Demo sessions with Powell yielded numerous recordings, including two unreleased songs – “The Night Life” (also called “Next Time”), whose riff was later used for “Psychophobia” on Cross Purposes, and “Bad Blood”, which sounds very similar to “I” on Dehumanizer. These songs can be found, along with other demos and untitled songs, on the Complete Dehumanizer Sessions bootleg. “Computer God” was the title of an unreleased song by The Geezer Butler Band, in 1986 – only the title made it to Dehumanizer. The Butler version is available as a download on his website. “Master of Insanity” was also an unreleased Geezer Butler Band track, of which the Dehumanizer version is essentially a rerecording.
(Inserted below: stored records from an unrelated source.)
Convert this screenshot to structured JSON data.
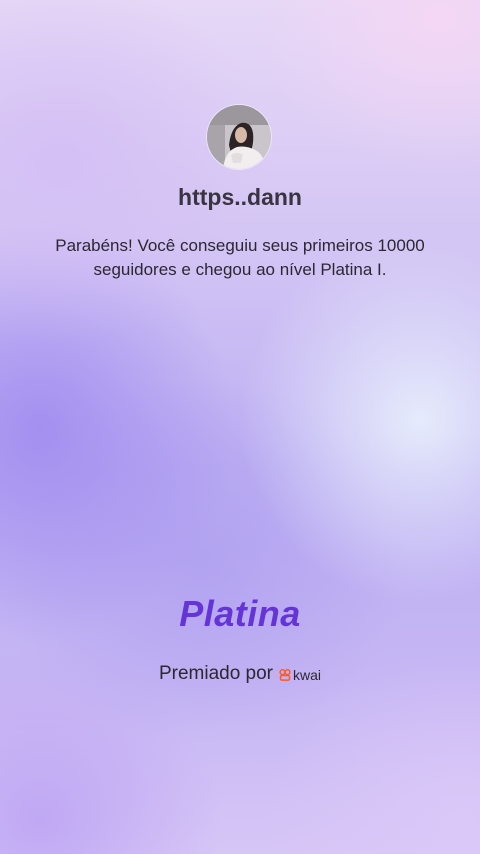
{
  "profile": {
    "username": "https..dann"
  },
  "message": "Parabéns! Você conseguiu seus primeiros 10000 seguidores e chegou ao nível Platina I.",
  "level": {
    "name": "Platina"
  },
  "award": {
    "prefix": "Premiado por",
    "brand": "kwai",
    "brand_color": "#ff5a1f"
  },
  "colors": {
    "level_text": "#6534d6",
    "username_text": "#3a3340"
  },
  "icons": [
    "kwai-logo-icon"
  ]
}
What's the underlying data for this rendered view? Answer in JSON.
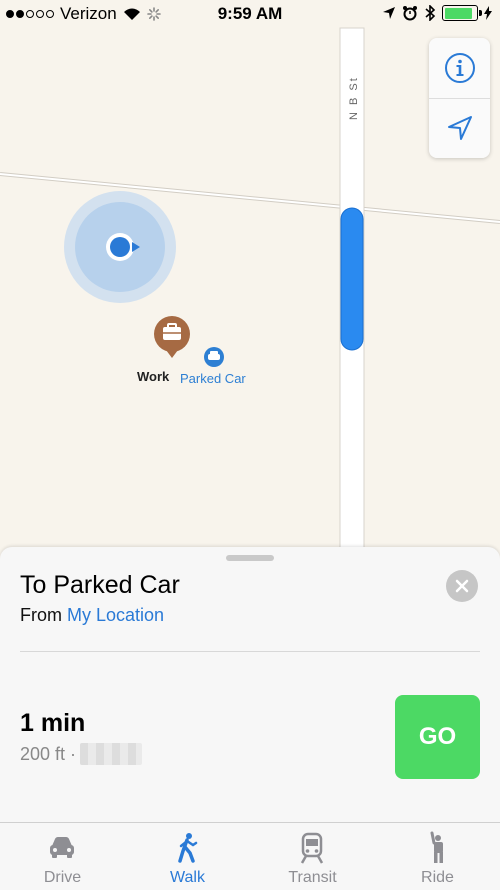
{
  "status_bar": {
    "carrier": "Verizon",
    "time": "9:59 AM",
    "signal_bars_filled": 2,
    "signal_bars_total": 5,
    "battery_level": 0.9
  },
  "map": {
    "road_label": "N B St",
    "pins": [
      {
        "label": "Work",
        "icon": "briefcase-icon",
        "color": "#a66a43"
      },
      {
        "label": "Parked Car",
        "icon": "car-icon",
        "color": "#2d7fd3"
      }
    ],
    "controls": {
      "info_icon": "info-icon",
      "location_icon": "location-arrow-icon"
    }
  },
  "sheet": {
    "title": "To Parked Car",
    "from_prefix": "From",
    "from_link": "My Location",
    "eta": "1 min",
    "distance": "200 ft ·",
    "go_label": "GO"
  },
  "tabs": [
    {
      "label": "Drive",
      "icon": "car-icon",
      "active": false
    },
    {
      "label": "Walk",
      "icon": "walk-icon",
      "active": true
    },
    {
      "label": "Transit",
      "icon": "train-icon",
      "active": false
    },
    {
      "label": "Ride",
      "icon": "ride-hail-icon",
      "active": false
    }
  ],
  "colors": {
    "accent": "#2a7ad6",
    "go": "#4cd964",
    "route": "#2a8af0",
    "map_bg": "#f8f4ec"
  }
}
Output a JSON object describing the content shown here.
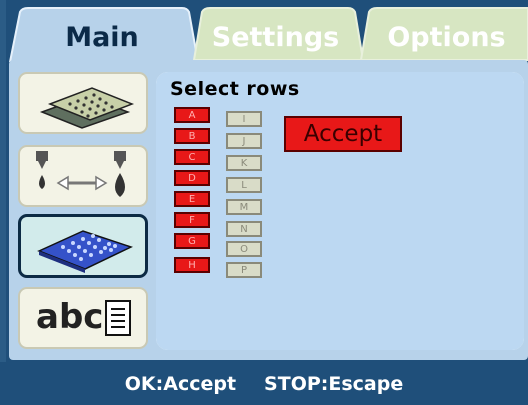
{
  "tabs": [
    {
      "label": "Main",
      "active": true
    },
    {
      "label": "Settings",
      "active": false
    },
    {
      "label": "Options",
      "active": false
    }
  ],
  "side_buttons": [
    {
      "name": "tray-stack-icon"
    },
    {
      "name": "dispense-transfer-icon"
    },
    {
      "name": "plate-rows-icon",
      "active": true
    },
    {
      "name": "abc-text-icon",
      "text": "abc"
    }
  ],
  "main": {
    "title": "Select rows",
    "rows_left": [
      "A",
      "B",
      "C",
      "D",
      "E",
      "F",
      "G",
      "H"
    ],
    "rows_right": [
      "I",
      "J",
      "K",
      "L",
      "M",
      "N",
      "O",
      "P"
    ],
    "accept_label": "Accept"
  },
  "footer": {
    "ok_hint": "OK:Accept",
    "stop_hint": "STOP:Escape"
  },
  "colors": {
    "frame": "#1f4f7a",
    "panel": "#b7d2ea",
    "selected_row": "#e81818",
    "unselected_row": "#d9dcc8",
    "active_tab": "#b7d2ea",
    "inactive_tab": "#d7e6c2"
  }
}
Jimi Bell, the guitarist with Butler’s band actually wrote the song and Jimi’s solo was actually used on the Dehumanizer record. Geezer promised a credit and payment, but Jimi never was paid or credited for his contributions.
“We wanted it to be real rock ‘n’ roll: real basic,” Dio told WERS’ Nasty Habits show. “We wanted to capture what we are live and that’s really what I think we did. We didn’t do tons of overdubs or a lot of chorus-y kind of things. I think the important thing is that a band should be able to do all the things they do on record live, without any kind of sampling crap or that rubbish – so, of course, we didn’t. We recorded it true to what the band is: just guitar, bass, drums and vocals, y’know – a couple of keyboard things here and there.”
Although the Sabbath lineup was the same as 1981’s Mob Rules, the musical direction is very different, and a marked change from their previous material, particularly the preceding Tyr. Much of the album anticipates the directions taken by Dio in his eponymous solo band’s next two records, Strange Highways (1993) and Angry Machines (1996). Commercially, the album marked a resurgence for Sabbath. It reached the Top 40 in the UK,and peaked at number 44 on the Billboard 200 chart.